国際サッカー連盟(FIFA)の汚職問題は開幕が6日(日本時間7日)に迫り、女子日本代表「なでしこジャパン」が2連覇に挑む女子ワールドカップ(W杯)カナダ大会にも暗い影を落とす。ブラッター会長の来場予定はいまだに決まらず、開幕戦が会長不在で開催される異例の事態となりそうだ。

 4日に行われた主催者による開幕前の記者会見。大会への期待感を高める狙いで設けられた場には、緊迫感が漂った。会場となったバンクーバーのホテルの会議室には20台近いテレビカメラが並び、約80人の各国報道陣が詰め掛けた。賄賂送金に関与した疑いのあるバルクFIFA事務局長は当初の予定を変更して姿を見せなかった。
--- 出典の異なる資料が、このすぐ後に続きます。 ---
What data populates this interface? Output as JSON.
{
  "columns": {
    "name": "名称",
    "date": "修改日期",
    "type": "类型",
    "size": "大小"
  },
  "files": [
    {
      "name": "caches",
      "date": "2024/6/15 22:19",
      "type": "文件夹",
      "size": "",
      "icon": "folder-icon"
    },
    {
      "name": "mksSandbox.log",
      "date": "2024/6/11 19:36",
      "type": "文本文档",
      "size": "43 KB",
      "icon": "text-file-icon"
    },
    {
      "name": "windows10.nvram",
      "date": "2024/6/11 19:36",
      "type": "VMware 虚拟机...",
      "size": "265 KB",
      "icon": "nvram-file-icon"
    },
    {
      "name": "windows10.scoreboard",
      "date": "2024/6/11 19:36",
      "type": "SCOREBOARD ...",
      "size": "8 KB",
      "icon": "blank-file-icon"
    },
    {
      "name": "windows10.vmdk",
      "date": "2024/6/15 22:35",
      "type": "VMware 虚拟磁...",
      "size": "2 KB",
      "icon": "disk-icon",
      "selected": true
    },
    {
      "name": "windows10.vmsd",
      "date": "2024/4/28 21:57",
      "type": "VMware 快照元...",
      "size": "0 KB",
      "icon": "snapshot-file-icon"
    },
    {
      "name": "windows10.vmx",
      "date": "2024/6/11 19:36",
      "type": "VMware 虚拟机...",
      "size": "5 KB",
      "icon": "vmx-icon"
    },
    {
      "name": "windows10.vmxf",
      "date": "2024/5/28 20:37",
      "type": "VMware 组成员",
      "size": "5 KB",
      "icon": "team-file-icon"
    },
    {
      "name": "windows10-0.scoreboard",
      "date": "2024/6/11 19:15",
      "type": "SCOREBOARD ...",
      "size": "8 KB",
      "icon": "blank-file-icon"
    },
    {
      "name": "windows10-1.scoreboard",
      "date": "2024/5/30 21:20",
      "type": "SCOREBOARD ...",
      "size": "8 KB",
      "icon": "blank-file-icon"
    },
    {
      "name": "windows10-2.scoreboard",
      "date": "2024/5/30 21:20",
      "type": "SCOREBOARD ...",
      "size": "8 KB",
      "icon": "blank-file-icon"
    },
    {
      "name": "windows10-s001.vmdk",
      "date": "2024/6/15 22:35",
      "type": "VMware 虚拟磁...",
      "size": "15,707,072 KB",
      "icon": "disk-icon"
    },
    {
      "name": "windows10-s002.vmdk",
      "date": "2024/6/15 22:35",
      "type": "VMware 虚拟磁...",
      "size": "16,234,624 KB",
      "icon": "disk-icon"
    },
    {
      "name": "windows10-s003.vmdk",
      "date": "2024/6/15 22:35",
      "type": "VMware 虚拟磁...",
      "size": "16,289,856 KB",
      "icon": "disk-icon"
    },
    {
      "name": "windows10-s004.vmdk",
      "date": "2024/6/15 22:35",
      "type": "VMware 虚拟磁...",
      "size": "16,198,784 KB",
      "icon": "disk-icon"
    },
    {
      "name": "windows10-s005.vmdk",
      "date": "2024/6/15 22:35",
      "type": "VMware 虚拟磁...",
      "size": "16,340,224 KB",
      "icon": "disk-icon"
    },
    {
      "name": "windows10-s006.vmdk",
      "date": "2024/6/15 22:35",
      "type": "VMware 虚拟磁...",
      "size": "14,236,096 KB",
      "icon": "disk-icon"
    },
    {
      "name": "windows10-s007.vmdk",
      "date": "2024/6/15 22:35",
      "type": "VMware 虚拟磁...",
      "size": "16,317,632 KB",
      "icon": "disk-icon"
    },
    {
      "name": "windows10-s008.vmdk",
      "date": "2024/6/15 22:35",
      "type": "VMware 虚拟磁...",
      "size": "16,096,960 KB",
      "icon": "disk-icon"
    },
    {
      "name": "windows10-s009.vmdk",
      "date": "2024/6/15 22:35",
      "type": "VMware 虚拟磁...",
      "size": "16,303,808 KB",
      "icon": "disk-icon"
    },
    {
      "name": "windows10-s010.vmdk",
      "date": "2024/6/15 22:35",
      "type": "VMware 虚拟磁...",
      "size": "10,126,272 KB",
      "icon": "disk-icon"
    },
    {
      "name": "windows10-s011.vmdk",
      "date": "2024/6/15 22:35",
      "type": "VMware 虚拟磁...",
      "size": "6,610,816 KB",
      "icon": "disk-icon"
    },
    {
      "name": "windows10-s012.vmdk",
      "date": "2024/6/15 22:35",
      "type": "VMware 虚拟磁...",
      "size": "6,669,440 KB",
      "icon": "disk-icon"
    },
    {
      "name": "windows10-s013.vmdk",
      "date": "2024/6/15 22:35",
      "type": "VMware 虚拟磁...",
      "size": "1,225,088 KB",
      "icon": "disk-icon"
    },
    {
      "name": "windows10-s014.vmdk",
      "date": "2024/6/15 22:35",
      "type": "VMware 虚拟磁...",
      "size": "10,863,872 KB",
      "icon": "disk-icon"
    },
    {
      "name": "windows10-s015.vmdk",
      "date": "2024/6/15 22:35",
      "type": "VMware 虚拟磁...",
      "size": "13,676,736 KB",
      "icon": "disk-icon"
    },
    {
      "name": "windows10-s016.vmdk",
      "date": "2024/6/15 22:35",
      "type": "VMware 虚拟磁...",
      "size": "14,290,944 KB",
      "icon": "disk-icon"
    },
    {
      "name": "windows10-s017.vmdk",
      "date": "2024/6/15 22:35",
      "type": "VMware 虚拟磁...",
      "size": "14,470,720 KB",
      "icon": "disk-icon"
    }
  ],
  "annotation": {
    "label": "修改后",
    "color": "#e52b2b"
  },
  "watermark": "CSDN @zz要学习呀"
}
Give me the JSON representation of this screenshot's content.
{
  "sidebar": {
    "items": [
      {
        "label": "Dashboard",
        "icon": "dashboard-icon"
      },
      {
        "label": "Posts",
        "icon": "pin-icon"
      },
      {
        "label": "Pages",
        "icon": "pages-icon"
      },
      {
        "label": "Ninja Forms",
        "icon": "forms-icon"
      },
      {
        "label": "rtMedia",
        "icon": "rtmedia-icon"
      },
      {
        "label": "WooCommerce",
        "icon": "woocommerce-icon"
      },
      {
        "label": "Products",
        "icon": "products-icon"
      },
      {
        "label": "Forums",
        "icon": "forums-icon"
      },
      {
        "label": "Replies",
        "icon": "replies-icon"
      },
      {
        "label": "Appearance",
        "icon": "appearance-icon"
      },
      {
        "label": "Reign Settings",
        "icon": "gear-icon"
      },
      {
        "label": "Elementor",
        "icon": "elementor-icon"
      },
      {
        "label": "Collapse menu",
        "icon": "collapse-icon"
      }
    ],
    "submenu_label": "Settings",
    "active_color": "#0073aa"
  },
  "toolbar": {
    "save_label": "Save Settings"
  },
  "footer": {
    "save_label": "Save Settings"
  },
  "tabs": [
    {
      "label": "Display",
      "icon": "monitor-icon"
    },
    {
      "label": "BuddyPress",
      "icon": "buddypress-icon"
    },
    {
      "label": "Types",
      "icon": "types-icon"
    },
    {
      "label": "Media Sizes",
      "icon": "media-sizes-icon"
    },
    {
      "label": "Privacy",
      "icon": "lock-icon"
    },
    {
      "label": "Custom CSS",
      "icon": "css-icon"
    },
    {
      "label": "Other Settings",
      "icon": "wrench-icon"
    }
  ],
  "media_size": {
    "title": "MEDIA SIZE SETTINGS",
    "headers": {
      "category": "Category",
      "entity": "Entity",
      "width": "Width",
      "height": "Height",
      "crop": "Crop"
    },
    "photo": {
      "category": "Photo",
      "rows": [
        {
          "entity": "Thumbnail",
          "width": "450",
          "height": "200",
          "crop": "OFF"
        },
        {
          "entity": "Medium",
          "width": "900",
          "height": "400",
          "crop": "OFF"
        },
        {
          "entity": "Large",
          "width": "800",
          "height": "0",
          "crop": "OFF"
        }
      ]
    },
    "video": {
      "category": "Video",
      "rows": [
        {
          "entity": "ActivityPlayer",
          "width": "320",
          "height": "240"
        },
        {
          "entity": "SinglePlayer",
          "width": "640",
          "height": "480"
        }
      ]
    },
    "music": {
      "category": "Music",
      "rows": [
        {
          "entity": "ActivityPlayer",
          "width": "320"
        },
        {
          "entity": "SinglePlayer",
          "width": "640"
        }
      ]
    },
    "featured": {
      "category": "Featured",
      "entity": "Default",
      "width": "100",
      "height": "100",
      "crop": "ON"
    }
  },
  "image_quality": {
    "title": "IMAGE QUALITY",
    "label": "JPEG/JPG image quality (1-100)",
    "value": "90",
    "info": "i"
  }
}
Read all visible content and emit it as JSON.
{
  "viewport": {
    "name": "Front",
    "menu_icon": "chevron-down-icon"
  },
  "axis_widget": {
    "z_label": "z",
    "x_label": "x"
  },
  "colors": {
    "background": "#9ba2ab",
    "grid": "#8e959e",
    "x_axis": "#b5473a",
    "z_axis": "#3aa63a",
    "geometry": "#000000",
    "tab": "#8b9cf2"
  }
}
 質疑応答の冒頭に「FIFAに関する話が大きく報道されているが、われわれはこの大会に関する質問に答えるために出席した」と司会者がくぎを刺した。しかし、質問は汚職問題の関連に終始した。

 カナダ・サッカー協会のモンタリアニ会長は、今回の女子W杯招致に不正があったかを問われ「全くない」と語気を強めて否定した。FIFA理事のヌセケラ女子委員長は、汚職問題についてのコメントを控えた。

 ただ、入場券の売れ行きは好調で、地元カナダが中国と対戦する開幕戦はカナダの代表戦史上最多という5万2000人の入場が見込まれている。モンタリアニ会長は大会への影響について「チケットの売り上げを見る限り、ない」と強気に言った。